Kalau tidak mau ditempatkan ditempat terpencil berarti kita harus menunggu gelombang berikutnya dan semakin lama kita semakin menua sehingga secara halus kita "dipaksa" untuk ke daerah terpencil tersebut dengan kesejahteraan tidak ditanggung.
Jadi jika dikatakan oleh MENKES gaji kita Rp
6.000.000, apalagi katanya diberikan oleh menteri keuangan itu fitnah dan
sangat tidak benar. Dan jika dikatakan juga dokter internsip itu adalah
Mahasiwa itu juga tidak benar karena kami sudah melakukan sumpah dokter dan
sudah di wisuda.
Tetapi penghargaan yang diberikan kepada dokter
internsip ini sangat tidak ada, tidak hanya masalah gaji tetapi permasalahan
disepelekan ama petugas medis selain dokter di setiap rumah sakit serta pasien karena masih
ada embel-embel internsip dibelakangnya.
Bahasa Internsip itu sendiri adalah “magang”, agak
keren sedikit karena memakai bahasa asing yaitu
“internsip”, jadi tidak kedengaran sekali bahwa itu artinya magang.
Internsip di rumah sakit tipe C atau D dengan tidak
mempertimbangkan daerah terpencil ataupun di tengah kota semuanya sama rata.

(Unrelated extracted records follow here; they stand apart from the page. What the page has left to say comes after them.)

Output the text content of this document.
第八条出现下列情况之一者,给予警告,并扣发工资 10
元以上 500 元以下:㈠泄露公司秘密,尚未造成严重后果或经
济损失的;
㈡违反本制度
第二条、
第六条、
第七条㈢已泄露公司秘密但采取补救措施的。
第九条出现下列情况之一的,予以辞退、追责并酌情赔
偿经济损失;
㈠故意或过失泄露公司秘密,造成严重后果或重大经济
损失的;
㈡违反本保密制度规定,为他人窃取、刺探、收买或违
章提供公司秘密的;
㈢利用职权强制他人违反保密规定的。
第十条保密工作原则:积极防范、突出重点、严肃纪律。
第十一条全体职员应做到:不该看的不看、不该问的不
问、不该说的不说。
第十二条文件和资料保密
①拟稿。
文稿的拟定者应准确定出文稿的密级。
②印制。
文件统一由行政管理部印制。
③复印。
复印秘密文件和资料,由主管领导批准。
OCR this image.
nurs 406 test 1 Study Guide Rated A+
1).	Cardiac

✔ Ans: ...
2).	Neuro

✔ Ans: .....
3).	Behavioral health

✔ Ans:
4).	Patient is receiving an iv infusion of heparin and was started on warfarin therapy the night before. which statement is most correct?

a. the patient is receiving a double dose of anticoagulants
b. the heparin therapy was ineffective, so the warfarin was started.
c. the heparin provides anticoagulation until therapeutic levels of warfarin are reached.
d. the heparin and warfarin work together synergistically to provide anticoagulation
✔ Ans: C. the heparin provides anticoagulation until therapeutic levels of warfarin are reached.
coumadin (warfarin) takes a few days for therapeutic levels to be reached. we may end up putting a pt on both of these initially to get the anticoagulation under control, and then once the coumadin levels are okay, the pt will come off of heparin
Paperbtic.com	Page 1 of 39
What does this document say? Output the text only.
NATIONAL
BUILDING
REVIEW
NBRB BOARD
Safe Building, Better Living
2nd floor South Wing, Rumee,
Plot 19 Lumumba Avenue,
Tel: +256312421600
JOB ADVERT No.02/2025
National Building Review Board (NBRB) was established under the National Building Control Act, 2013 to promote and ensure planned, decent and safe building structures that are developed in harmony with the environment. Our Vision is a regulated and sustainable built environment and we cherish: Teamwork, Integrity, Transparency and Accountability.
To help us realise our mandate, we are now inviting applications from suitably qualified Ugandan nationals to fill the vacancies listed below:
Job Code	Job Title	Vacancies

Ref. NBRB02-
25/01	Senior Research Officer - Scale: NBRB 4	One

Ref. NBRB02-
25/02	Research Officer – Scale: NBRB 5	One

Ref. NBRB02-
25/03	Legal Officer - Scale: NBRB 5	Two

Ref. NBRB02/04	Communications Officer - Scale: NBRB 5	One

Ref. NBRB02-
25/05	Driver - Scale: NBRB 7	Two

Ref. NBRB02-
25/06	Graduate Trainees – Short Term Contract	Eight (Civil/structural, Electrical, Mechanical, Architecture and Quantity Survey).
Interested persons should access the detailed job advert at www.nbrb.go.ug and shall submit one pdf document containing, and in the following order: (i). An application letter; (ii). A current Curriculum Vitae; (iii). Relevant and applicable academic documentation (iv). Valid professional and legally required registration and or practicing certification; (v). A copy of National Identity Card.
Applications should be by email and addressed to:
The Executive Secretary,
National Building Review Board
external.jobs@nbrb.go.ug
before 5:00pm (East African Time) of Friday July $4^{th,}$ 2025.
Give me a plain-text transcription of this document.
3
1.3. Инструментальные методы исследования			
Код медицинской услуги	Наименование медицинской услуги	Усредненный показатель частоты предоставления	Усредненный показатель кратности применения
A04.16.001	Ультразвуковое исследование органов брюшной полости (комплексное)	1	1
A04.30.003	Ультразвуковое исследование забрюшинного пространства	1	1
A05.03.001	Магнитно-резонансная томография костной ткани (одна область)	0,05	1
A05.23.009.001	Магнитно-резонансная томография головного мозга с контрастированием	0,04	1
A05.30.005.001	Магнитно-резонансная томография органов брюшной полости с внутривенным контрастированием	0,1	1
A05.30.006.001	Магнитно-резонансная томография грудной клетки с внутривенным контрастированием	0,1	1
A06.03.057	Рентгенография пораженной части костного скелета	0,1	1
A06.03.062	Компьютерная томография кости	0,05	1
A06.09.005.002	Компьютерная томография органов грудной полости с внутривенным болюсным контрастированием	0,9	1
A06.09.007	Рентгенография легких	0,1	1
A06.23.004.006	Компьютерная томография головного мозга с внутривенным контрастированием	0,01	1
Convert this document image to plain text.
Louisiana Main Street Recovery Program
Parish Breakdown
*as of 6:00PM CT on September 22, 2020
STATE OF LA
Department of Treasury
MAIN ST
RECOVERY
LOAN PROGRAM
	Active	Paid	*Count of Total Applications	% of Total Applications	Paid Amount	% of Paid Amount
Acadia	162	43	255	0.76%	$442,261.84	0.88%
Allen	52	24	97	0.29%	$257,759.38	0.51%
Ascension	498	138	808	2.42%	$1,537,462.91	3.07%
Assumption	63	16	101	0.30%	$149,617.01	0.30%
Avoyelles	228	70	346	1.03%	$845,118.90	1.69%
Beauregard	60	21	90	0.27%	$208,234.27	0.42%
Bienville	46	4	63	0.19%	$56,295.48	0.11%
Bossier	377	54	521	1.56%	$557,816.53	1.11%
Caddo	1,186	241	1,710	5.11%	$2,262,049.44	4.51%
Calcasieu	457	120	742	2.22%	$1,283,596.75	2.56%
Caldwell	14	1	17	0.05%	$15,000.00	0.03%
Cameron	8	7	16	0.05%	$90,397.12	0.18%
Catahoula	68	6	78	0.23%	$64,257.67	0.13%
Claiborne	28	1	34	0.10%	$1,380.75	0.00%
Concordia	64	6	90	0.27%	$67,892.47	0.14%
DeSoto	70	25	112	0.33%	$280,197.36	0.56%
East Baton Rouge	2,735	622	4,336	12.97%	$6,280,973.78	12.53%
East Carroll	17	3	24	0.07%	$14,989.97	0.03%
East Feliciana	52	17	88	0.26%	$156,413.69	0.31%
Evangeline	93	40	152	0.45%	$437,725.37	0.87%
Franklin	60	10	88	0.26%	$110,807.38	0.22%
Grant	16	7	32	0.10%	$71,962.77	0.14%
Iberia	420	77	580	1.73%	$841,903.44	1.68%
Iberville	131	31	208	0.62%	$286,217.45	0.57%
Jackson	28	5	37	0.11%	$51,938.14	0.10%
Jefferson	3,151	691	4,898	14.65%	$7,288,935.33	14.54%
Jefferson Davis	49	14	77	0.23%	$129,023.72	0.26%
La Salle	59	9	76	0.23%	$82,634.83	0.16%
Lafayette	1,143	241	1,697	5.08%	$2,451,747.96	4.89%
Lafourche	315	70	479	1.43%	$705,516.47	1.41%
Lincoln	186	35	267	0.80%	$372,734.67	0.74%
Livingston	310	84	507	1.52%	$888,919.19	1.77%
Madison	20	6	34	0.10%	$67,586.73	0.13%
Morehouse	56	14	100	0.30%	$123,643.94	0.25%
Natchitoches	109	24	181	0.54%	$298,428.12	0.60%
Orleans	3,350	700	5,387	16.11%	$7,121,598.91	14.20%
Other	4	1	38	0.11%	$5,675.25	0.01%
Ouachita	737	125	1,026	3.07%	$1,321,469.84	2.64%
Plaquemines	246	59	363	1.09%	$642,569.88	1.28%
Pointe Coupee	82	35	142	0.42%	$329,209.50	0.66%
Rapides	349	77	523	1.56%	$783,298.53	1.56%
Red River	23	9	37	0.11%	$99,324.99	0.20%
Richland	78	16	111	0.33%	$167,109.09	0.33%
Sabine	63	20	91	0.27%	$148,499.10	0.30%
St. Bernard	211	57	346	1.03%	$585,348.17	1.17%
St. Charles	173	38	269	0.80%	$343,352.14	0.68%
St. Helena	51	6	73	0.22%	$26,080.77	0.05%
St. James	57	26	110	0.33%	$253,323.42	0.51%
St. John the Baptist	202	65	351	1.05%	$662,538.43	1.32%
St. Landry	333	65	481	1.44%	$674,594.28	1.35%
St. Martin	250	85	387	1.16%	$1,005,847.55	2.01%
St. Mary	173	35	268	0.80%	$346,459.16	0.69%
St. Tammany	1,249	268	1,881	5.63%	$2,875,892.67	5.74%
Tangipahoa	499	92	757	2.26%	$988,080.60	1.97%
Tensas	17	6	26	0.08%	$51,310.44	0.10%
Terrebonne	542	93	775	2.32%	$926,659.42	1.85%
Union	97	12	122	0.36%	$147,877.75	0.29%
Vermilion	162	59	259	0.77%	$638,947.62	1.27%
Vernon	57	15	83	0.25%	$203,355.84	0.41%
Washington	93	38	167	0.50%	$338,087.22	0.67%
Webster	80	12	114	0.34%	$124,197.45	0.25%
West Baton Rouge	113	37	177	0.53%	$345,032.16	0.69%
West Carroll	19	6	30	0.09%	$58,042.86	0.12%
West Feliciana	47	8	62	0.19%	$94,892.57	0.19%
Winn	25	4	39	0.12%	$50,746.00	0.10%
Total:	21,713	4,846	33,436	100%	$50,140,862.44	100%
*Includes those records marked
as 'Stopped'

Proses
pendampingan di rumah sakit tersebut selama setahun dan harus menyelesaikan
beberapa tugas dalam bentuk portofolio dan presentasi, serta tidak bole bekerja
dimanapun selain di wahana sendiri.
Dalam prosesnya sendiri kita wajib menyerahkan berkas-berkas untuk pembuatan kartu keanggotaan IDI dan SIP serta STR sementara. Sedangkan syarat di awal "dianjurkan" pembuatan BPJS sendiri karena pemerintah tidak akan menanggung asuransi kesehatan kepada kita jika terjadi apa-apa selama masa internsip.
Satu lagi yang paling penting adalah pemberian BHD itu sendiri sering sekali di rapel tiap 3 bulan sekali dengan alasan belum turunnya dana dari pemerintah. Para Dokter internsip terpaksa menerima karena berfikir "how to pass not how to learn" dalam proses internsip itu sendiri.